Diabetic cardiac autonomic neuropathy (DCAN) may cause fatal ventricular arrhythmias and increase mortality in diabetics. Mesenchymal stem cells (MSCs) can secrete various cytokines and growth factors exerting neurosupportive effects. In this study, we investigated the effect of MSC on DCAN in diabetic rats.

Forty rats were divided into normal control, diabetes mellitus (DM) control, MSC treatment (6×10⁶ MSCs via direct myocardial injection) and MSC-conditioned medium group (100µl via direct myocardial injection). Immunohistochemistry was used to measure choline acetyltransferase (ChAT, a marker for parasympathetic nerves) and tyrosine hydroxylase (TH, a marker for sympathetic nerves) positive nerve fibres in the ventricular myocardium. Heart rate variability and programmed electrical stimulation was used to assess the inducibility of ventricular arrhythmias in the animals.
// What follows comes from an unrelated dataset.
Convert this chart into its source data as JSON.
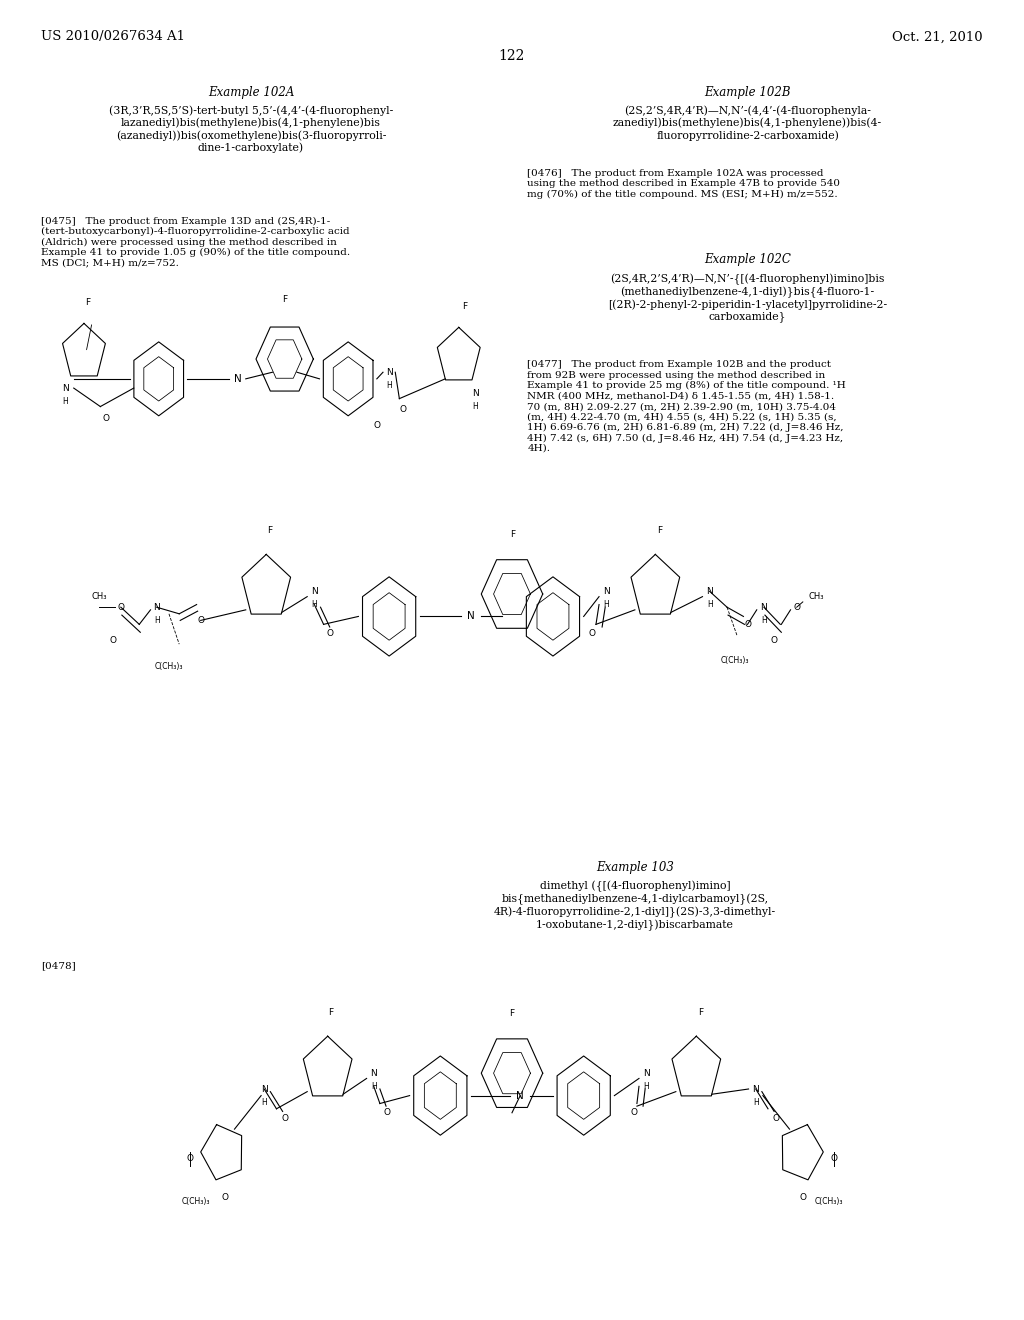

Two weeks after MSC treatment, the density of ChAT- and TH-positive nerve fibres in MSCs and MSC-conditioned medium group was higher than in DM control group (P<0.05 or P<0.01). The ChAT/TH ratio in MSC group was higher than in DM control group (0.37±0.014 vs. 0.27±0.020, P<0.01). The standard deviation of normal-to-normal R–R intervals in MSCs (5.13±0.69) and MSC-conditioned medium group (4.30±0.56) was higher than in DM control group (3.45±0.60, P<0.05). The inducibility of VAs in the MSC group was lower than in the DM control group.

MSC therapy may promote cardiac nerve sprouting and increase the ratio of parasympathetic to sympathetic nerve fibres. It may also suppress the inducibility of ventricular arrhythmias in the diabetic rats.